Cells expressing pHluo_M153R-CD63-mScarlet were plated on glass-bottom MatTek dishes coated with fibronectin (1 µg ml−1) and time-lapse movies were acquired every 10 s with an A1R-HD25 confocal microscope (ran by NIS-Elements, Nikon) equipped with a Tokai Hit Incubation Chamber (37 °C with 5% CO2) using a Plan Apo 40x/1.3 NA oil immersion lens. Region of interest was selected by a rectangular selection tool and a time-series montage was made by using Fiji (Image/Stacks/Make Montage).

Image analyses

To analyze extracellular exosome deposits, cell bodies were carefully selected and deleted from each image. The remaining pHluo_M153R-CD63 or pHluo_M153R-CD63-mScarlet deposits were segmented from the background by thresholding and then measured for area and integrated intensity using Fiji (Analyze tab/Measure). For colocalization of pHluo_M153R-CD63 with costained proteins, fluorescence signals surrounding cells were segmented from the background by thresholding and measured for colocalization of pHluo_M153R-CD63 with TSG101, Alix, or CD63 using MetaMorph (Molecular Devices, Apps/Measure Colocalization) or Fiji (Analyze tab/Colocalization/Colocalization Threshold). For triple colocalization analysis, colocalized points of double colocalization images were first created using Fiji (Plugins tab/Colocalization) and colocalization with a third staining was measured using Fiji (Analyze tab/Colocalization/Colocalization Threshold).

To analyze intracellular immunofluorescence staining, staining was segmented from the background by thresholding and then measured for colocalization of pHluo_M153R-CD63-mScarlet with costained proteins using Fiji.

To measure pathfinding Index, cell migration trajectories were created using Fiji (Plugins/Tracking/Manual Tracking). Then, the degree of angle (°) was measured between each trajectory and the closest exosome trail using the Angle Tool in Fiji. Degree was converted into radian and cosine value of radian was calculated using Excel (Microsoft), e.g. cos 0° = 1, cos 90° = 0, and cos 180° = −1. Only single migratory cells were selected for the analysis.

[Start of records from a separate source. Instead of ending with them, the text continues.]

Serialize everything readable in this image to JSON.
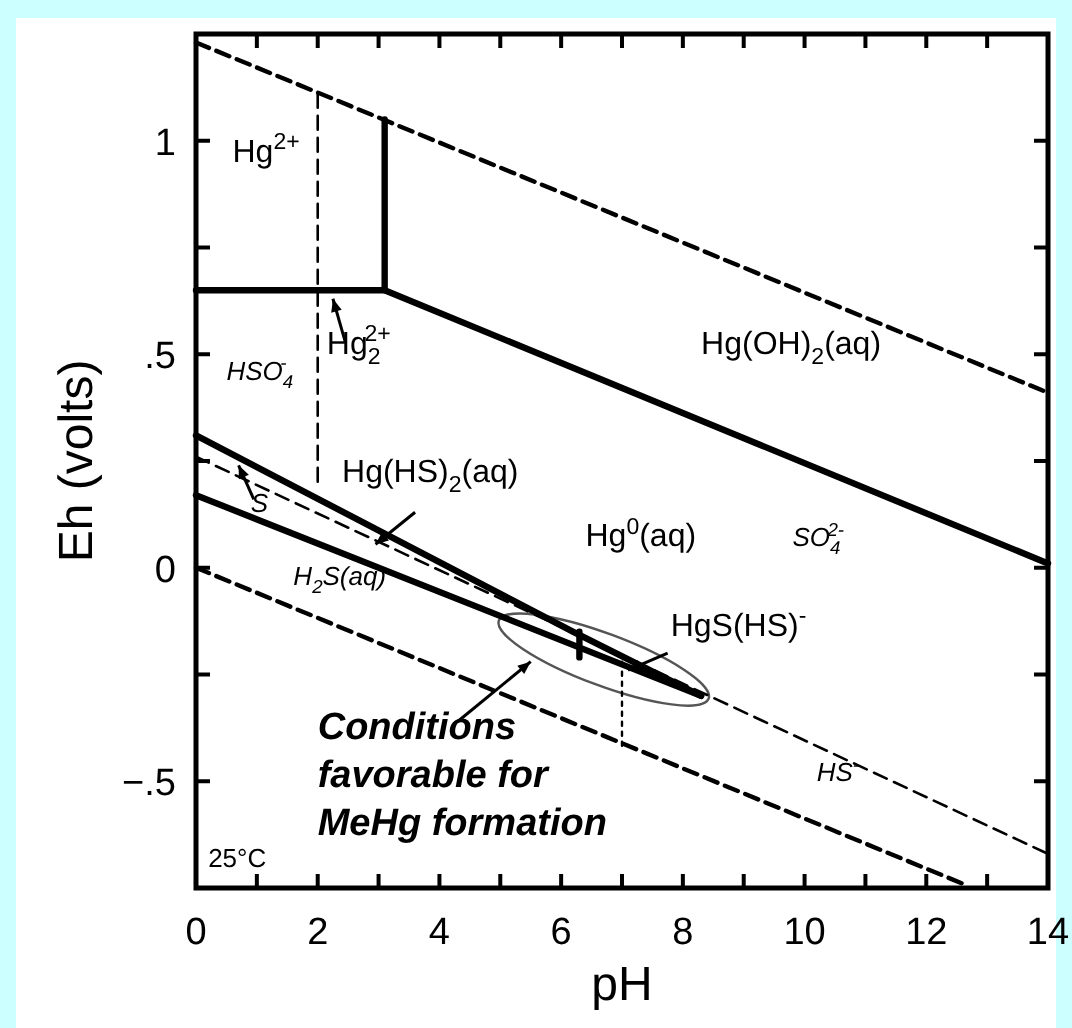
{
  "chart_data": {
    "type": "line",
    "xlabel": "pH",
    "ylabel": "Eh (volts)",
    "xlim": [
      0,
      14
    ],
    "ylim": [
      -0.75,
      1.25
    ],
    "xticks": [
      0,
      {
        "value": 1,
        "label": null
      },
      2,
      {
        "value": 3,
        "label": null
      },
      4,
      {
        "value": 5,
        "label": null
      },
      6,
      {
        "value": 7,
        "label": null
      },
      8,
      {
        "value": 9,
        "label": null
      },
      10,
      {
        "value": 11,
        "label": null
      },
      12,
      {
        "value": 13,
        "label": null
      },
      14
    ],
    "yticks": [
      {
        "value": -0.5,
        "label": "−.5"
      },
      {
        "value": -0.25,
        "label": null
      },
      0,
      {
        "value": 0.25,
        "label": null
      },
      {
        "value": 0.5,
        "label": ".5"
      },
      {
        "value": 0.75,
        "label": null
      },
      1
    ],
    "grid": false,
    "marker": "none",
    "series": [
      {
        "color": "#000000",
        "line_style": "dashed",
        "x": [
          0,
          14
        ],
        "values": [
          1.23,
          0.41
        ]
      },
      {
        "color": "#000000",
        "line_style": "dashed",
        "x": [
          0,
          12.6
        ],
        "values": [
          0,
          -0.74
        ]
      },
      {
        "color": "#000000",
        "line_style": "solid",
        "x": [
          0,
          3.1,
          3.1
        ],
        "values": [
          0.65,
          0.65,
          1.05
        ]
      },
      {
        "color": "#000000",
        "line_style": "solid",
        "x": [
          3.1,
          14
        ],
        "values": [
          0.65,
          0.01
        ]
      },
      {
        "color": "#000000",
        "line_style": "dashed",
        "x": [
          2,
          2
        ],
        "values": [
          1.11,
          0.2
        ]
      },
      {
        "color": "#000000",
        "line_style": "solid",
        "x": [
          0,
          6.2,
          8.3
        ],
        "values": [
          0.31,
          -0.15,
          -0.3
        ]
      },
      {
        "color": "#000000",
        "line_style": "solid",
        "x": [
          0,
          8.3
        ],
        "values": [
          0.17,
          -0.3
        ]
      },
      {
        "color": "#000000",
        "line_style": "solid",
        "x": [
          6.3,
          6.3
        ],
        "values": [
          -0.15,
          -0.21
        ]
      },
      {
        "color": "#000000",
        "line_style": "dashed",
        "x": [
          0,
          14
        ],
        "values": [
          0.26,
          -0.67
        ]
      },
      {
        "color": "#000000",
        "line_style": "dotted",
        "x": [
          7,
          7
        ],
        "values": [
          -0.22,
          -0.42
        ]
      }
    ],
    "annotations": [
      "Hg$^{2+}$",
      "Hg$_{2}$$^{2+}$",
      "HSO$_{4}$$^{-}$",
      "Hg(OH)$_{2}$(aq)",
      "Hg(HS)$_{2}$(aq)",
      "S",
      "Hg$^{0}$(aq)",
      "SO$_{4}$$^{2-}$",
      "H$_{2}$S(aq)",
      "HgS(HS)$^{-}$",
      "HS$^{-}$",
      "Conditions favorable for MeHg formation",
      "25°C"
    ]
  }
}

To track and analyze mobility of pHluo_M153R-CD63 deposits on nanopatterned dishes, Imaris (Bitplane, vesicle tracking algorithm) and Fiji (Plugins/Mosaic/Particle Tracker 2D/3D) were used. Immobile deposits were defined as deposits with displacement length < 2 µm during 1 h.

Numbers and statistics

For both quantitated data and representative images from experiments, the n values and independent experiment numbers are listed in the figure legends. Quantitated imaging data were acquired from at least three independent experiments and multiple images or movies on multiple cells were captured. Cell numbers to be quantitated for each experiment were determined by our experience and data were excluded only if there was an obvious reason for poor data, such as dead or sick-looking cells. For nonquantitated Western blots (e.g. checking knockdown), they were generally performed a single time. All datasets were tested for normality using the Kolmogorov−Smirnov or Shapiro−Wilk normality test in GraphPad Prism. Nonparametric data groups were compared by the two-sided unpaired Mann−Whitney or two-sided paired Wilcoxon test. Parametric data were compared using two-sided unpaired or paired Students’ t test. Scatter plots were plotted with median and interquartile and bar graphs were plotted as mean ± standard error. The violin plot with median and interquartile range was created by Graphpad Prism to show all data.

Reporting summary

Further information on research design is available in the Nature Research Reporting Summary linked to this article.